El gobierno de Petro ha apostado por la diplomacia y el diálogo, cierto, pero no basta con declaraciones de condena o promesas de cooperación. Cuando existen vínculos evidentes con el régimen venezolano, la obligación es la transparencia. ¿Qué tan lejos permitirá que lleguen las redes criminales venezolanas dentro del territorio colombiano sin que eso afecte su política interna? ¿Cómo maneja la cooperación en materia de inteligencia? ¿Qué protocolos concretos existen para proteger a los activistas en riesgo? Hasta ahora, las respuestas han sido tibias. No basta con decir “condeno” cuando los perpetradores quedan impunes, cuando los exiliados siguen viviendo con miedo y cuando organizaciones sociales como Juntos Se Puede denuncian hostigamientos sin obtener respuesta.
La alianza política —implícita o explícita— con el régimen de Caracas debilita la legitimidad del gobierno colombiano para exigir justicia. No se puede promover intercambios económicos o gestos de paz con un Estado que exporta represión. Esa doble moral erosiona la confianza dentro de la comunidad migrante que esperaba encontrar protección y termina convirtiendo la palabra “solidaridad” en un cliché diplomático.
¿Dónde reside la justicia si no es en la seguridad del vulnerable? ¿De qué sirve prometer una “migración con derechos” si quienes huyen de la persecución encuentran balas donde esperaban refugio? Colombia, como Estado receptor, tiene una responsabilidad ética: no basta abrir las puertas; hay que impedir que se conviertan en blancos.

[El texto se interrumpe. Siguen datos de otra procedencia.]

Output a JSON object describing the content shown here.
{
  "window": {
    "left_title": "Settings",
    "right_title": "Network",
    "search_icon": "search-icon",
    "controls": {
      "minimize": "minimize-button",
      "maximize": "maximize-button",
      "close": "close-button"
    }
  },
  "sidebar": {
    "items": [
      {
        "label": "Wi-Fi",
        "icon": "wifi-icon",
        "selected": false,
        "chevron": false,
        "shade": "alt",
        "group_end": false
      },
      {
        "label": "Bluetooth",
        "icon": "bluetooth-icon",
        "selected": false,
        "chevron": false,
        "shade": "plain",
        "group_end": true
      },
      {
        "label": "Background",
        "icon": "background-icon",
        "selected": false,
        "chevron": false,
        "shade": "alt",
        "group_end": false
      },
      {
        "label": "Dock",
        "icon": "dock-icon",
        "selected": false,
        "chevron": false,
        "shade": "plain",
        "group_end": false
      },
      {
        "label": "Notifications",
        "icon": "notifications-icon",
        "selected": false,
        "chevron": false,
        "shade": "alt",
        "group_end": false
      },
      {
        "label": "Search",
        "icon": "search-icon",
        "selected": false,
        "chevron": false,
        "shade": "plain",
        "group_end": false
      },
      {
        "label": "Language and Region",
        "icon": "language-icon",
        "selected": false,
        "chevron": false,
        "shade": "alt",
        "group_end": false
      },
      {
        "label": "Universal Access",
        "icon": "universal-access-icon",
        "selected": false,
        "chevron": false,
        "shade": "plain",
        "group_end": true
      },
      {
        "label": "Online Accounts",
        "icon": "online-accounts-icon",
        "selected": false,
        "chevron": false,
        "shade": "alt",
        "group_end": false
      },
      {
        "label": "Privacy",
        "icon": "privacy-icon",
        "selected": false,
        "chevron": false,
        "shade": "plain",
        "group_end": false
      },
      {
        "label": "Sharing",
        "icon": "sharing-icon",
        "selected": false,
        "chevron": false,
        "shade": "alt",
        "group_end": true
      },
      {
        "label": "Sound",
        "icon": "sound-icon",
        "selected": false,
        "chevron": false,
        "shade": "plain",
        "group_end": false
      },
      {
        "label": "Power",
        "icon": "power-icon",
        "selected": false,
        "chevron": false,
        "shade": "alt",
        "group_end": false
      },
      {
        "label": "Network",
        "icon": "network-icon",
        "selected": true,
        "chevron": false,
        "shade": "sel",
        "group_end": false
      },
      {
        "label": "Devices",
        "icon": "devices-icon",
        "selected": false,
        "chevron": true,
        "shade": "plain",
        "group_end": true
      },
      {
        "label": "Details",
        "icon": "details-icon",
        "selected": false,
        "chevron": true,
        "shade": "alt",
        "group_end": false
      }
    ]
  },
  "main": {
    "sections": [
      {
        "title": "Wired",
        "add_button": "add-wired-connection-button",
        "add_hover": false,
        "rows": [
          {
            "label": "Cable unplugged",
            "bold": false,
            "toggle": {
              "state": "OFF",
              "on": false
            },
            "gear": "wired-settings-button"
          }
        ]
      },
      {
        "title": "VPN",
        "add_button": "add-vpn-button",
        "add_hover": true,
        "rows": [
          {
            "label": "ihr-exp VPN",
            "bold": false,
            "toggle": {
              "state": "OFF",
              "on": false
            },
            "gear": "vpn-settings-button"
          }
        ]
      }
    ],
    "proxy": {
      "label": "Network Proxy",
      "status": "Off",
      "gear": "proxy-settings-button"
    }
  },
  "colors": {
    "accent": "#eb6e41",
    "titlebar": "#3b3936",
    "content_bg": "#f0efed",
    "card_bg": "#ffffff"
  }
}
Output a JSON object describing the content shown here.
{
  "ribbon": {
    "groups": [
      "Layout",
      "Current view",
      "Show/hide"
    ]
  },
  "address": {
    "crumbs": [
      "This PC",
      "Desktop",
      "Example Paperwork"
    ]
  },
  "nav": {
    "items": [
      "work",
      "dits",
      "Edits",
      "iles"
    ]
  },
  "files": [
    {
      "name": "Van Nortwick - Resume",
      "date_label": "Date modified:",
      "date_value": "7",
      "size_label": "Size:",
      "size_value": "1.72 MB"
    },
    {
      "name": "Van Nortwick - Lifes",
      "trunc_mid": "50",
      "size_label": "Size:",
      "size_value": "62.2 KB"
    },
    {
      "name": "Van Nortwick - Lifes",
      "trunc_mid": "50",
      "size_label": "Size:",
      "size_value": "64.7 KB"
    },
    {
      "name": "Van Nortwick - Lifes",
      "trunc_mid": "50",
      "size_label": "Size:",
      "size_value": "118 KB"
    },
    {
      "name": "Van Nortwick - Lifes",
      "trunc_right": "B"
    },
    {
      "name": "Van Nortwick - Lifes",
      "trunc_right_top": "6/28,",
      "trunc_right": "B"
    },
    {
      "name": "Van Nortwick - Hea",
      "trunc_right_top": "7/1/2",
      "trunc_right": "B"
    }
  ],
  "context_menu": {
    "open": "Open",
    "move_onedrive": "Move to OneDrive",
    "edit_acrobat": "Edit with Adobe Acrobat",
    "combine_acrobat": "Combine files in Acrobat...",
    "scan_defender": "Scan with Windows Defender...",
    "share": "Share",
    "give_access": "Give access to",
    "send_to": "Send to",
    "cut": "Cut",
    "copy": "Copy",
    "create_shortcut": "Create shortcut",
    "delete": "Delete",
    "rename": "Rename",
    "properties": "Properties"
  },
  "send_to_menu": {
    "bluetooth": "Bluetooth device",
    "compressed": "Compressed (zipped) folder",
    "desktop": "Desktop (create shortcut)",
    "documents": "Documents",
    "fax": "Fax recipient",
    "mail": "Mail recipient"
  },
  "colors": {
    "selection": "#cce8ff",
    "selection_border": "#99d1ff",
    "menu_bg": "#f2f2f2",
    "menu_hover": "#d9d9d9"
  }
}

La violencia no se olvida, pero tampoco puede normalizarse. El atentado contra Velásquez y Peche exige que la moral pública y la ética política dejen de ser meras consignas: deben transformarse en acciones que protejan, sancionen y reparen. Cuando un gobierno teje alianzas con quienes violan derechos humanos o tolera la pasividad frente a amenazas transnacionales, se convierte en cómplice del miedo que alcanza a quienes creyeron estar a salvo.
Por eso, lo exigible no es solo investigar: es impedir que la impunidad siga siendo la norma disfrazada de justicia. No basta con reaccionar ante la tragedia; urge anticiparla. No sirven las condolencias ni los comunicados diplomáticos si los perseguidos deben seguir mirando por encima del hombro incluso en tierra de asilo. Lo que se demanda es compromiso real: políticas con presupuesto, refugio sin miedo y responsabilidades con nombre y apellido. Porque cuando un Estado permite que la represión cruce su frontera, deja de ser refugio y se convierte en extensión del terror que otros gobiernos exportan con cinismo.
La diáspora —esa nación desmembrada pero viva— no pide privilegios, pide coherencia. Exige que el asilo no sea retórica, sino promesa cumplida; que la solidaridad no se agote en los discursos, sino que se traduzca en protección efectiva.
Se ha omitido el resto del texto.